# best places to go on herping trips?



## branca (Jan 14, 2012)

just wondering if anyone knows some good herping places anywhere in australia? 
cheers


----------



## Timmy-Morelia (Jan 15, 2012)

tully gorge area is a good start lots of srubbys up that way aswell as taipans and so on


----------



## mad_at_arms (Jan 15, 2012)

bushland is a good start 
It will depend on what you hope to see really.


----------



## PythonOwner25 (Jan 15, 2012)

If your in Victoria, Go to Mallacoota, East Gippsland. There are snakes, lace monitors and water dragons everywhere there...but u have to know all the spots to look...and most of the spots u need a small boat to get to...


----------



## joeplant57 (Jan 15, 2012)

Anyone know anywhere in North Brisbane that I can go looking for Pythons I live in Kallangur.. Cheers Guys. Joe


----------



## jpemery (Jan 15, 2012)

pythons are everywhere in brisbane


----------



## branca (Jan 15, 2012)

yeah thanks guys, but places where youse have been too and found loads of herps. 
puthonsowner25 - how can i find out the places where to look?


----------



## PythonOwner25 (Jan 15, 2012)

Ive been going to Mallacoota every Christmas holidays since i was born...so know my way around the place! and i have a tinnie which means i can get into all the shallow areas of water and up all the creeks. There is 2 places i can tell you, the others are all hard to explain..... If u wanto see alot of skinks and heaps of water dragons then go to Genoa Falls, just out of Genoa near mallacoota (the turnoff into the falls is really hard to see! and there is no sign). and another spot if you want to see lace monitors and possible red-bellied black snakes is Goanna Bay up the top lake at mallacoota...u will need a boat to get there


----------



## branca (Jan 15, 2012)

ahahah sweet bro thanks


----------



## leamos (Jan 15, 2012)

Townsville is a great base for herping. Tully/Mission beach is only 2 hrs to the north, for jungles. The Mingela range, 40mins west is home to black heads, knob tail geckos, many diff venomous sp, and townsville itself is teaming with carpets, scrubbies and spotteds. Just to name a few


----------



## Ryan93 (Jan 26, 2012)

*Gippsland*

If you live down here in sunny Victoria I have found quite a few species down near bruntons bridge or walhalla I have seen Gippsland water dragons, eastern small-eyed snakes, Tiger snakes and lace monitors and a whole lot more


----------



## Australis (Jan 26, 2012)

branca said:


> yeah thanks guys, but places where youse have been too and found loads of herps.
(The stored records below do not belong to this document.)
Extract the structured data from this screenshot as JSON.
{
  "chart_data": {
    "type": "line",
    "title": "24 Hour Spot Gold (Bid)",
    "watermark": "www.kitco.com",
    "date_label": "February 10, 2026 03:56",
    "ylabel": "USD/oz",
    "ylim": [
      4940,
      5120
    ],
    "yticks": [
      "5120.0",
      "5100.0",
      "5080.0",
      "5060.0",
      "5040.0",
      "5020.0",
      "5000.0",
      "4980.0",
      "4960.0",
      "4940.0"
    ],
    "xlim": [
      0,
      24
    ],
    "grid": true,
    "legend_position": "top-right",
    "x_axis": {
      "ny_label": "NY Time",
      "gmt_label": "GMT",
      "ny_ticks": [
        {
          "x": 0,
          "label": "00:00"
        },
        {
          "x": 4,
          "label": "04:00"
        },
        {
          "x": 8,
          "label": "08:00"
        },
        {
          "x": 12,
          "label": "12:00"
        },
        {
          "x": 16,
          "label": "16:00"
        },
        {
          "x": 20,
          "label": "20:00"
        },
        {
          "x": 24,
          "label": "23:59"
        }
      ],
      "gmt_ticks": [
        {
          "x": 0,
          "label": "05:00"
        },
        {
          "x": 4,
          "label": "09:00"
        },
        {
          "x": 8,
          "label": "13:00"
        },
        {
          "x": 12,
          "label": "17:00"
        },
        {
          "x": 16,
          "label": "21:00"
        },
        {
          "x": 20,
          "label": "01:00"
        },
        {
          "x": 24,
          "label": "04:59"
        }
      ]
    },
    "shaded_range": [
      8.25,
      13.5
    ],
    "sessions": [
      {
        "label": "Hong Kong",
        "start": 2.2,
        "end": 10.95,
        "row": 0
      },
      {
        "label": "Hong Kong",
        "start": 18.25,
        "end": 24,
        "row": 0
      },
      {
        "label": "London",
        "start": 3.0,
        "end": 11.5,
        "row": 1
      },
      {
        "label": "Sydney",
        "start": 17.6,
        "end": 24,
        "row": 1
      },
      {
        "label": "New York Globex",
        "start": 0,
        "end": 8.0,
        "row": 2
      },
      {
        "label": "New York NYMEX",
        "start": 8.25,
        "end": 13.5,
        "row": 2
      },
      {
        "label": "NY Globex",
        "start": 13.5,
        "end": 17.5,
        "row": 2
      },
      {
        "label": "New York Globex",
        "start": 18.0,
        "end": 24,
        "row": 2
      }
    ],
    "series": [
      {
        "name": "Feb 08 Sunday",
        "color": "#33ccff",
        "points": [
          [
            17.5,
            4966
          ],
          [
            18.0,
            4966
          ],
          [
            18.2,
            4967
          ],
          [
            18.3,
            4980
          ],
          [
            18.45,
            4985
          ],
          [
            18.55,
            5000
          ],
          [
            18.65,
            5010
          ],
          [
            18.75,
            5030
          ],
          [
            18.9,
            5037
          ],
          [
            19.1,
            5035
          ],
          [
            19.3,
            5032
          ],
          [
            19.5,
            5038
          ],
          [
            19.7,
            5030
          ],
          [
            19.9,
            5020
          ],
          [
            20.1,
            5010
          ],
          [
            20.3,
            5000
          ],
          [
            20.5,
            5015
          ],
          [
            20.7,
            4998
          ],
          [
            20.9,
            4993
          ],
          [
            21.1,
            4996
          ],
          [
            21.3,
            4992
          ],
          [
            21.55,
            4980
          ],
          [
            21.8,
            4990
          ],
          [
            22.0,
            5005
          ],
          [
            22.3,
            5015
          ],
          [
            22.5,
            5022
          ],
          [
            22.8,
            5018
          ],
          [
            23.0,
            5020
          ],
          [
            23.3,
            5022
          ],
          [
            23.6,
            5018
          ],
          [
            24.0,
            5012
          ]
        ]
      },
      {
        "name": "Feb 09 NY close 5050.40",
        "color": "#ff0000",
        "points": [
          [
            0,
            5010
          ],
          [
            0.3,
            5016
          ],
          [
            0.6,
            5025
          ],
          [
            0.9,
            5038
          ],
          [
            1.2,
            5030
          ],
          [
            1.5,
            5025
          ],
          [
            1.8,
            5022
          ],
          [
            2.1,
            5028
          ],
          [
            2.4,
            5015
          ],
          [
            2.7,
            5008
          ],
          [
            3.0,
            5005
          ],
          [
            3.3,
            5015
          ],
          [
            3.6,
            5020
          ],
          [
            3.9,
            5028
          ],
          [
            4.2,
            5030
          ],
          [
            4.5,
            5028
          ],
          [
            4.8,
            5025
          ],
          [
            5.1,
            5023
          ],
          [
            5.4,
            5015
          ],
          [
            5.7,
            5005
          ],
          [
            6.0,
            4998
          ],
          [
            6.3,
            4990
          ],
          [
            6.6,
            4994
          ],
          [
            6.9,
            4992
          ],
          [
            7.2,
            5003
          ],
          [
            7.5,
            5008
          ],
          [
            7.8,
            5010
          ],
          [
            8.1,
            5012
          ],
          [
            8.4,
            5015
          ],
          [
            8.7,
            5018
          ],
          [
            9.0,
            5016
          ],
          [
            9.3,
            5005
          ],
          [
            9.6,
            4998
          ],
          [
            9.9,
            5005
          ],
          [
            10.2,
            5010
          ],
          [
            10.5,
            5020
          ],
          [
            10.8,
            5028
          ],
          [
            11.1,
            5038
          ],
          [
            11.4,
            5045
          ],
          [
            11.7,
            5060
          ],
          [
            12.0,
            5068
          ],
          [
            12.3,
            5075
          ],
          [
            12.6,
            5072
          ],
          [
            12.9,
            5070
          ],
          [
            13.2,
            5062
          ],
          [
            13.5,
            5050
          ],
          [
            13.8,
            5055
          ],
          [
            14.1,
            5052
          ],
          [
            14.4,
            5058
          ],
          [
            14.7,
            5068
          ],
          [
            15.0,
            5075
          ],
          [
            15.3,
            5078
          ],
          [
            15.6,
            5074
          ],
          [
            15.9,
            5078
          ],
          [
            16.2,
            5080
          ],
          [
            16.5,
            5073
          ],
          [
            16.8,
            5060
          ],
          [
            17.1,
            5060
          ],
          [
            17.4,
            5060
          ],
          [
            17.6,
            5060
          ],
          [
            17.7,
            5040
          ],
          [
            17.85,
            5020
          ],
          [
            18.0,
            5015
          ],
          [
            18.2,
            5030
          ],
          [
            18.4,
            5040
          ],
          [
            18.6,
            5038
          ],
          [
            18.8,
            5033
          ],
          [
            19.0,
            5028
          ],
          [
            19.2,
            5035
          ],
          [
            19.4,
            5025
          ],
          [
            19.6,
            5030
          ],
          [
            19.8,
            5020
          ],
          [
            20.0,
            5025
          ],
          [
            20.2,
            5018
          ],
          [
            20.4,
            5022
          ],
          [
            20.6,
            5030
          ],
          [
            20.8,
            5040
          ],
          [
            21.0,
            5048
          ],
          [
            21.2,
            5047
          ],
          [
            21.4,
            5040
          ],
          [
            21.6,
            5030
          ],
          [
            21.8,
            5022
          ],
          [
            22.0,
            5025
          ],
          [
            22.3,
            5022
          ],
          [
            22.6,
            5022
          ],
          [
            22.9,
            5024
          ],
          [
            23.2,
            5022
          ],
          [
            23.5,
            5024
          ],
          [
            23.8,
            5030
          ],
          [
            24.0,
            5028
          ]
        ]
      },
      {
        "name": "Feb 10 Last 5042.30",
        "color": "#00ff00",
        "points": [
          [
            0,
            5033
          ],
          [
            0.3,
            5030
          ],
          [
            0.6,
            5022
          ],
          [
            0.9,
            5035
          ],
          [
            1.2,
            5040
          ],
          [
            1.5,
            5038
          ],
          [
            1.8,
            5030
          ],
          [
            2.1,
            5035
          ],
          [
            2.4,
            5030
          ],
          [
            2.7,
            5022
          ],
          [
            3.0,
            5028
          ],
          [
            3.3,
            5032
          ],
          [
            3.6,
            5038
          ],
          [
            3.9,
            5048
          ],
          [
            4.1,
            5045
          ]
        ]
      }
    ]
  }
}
Give me your email and ill give you a full list, and all my best fishing and secluded surf breaks also.

Seriously though, you are better off finding spots yourself, its more rewarding in the long run.


----------



## Specks (Jan 26, 2012)

Pilbra.......
enough said


----------



## HerpFreak (Jan 26, 2012)

Can't believe no one has mentioned the Top End. Old Dorat Road and Fogg Dam are both great. I hope to do lots more herping around there in the future. Another pipedream is pre-toad Kimberleys, although I doubt I will finish my education and Uni in time.:x


----------



## edstar (Sep 14, 2012)

Ryan93 said:


> If you live down here in sunny Victoria I have found quite a few species down near bruntons bridge or walhalla I have seen Gippsland water dragons, eastern small-eyed snakes, Tiger snakes and lace monitors and a whole lot more



awesome! been meaning to go down there


----------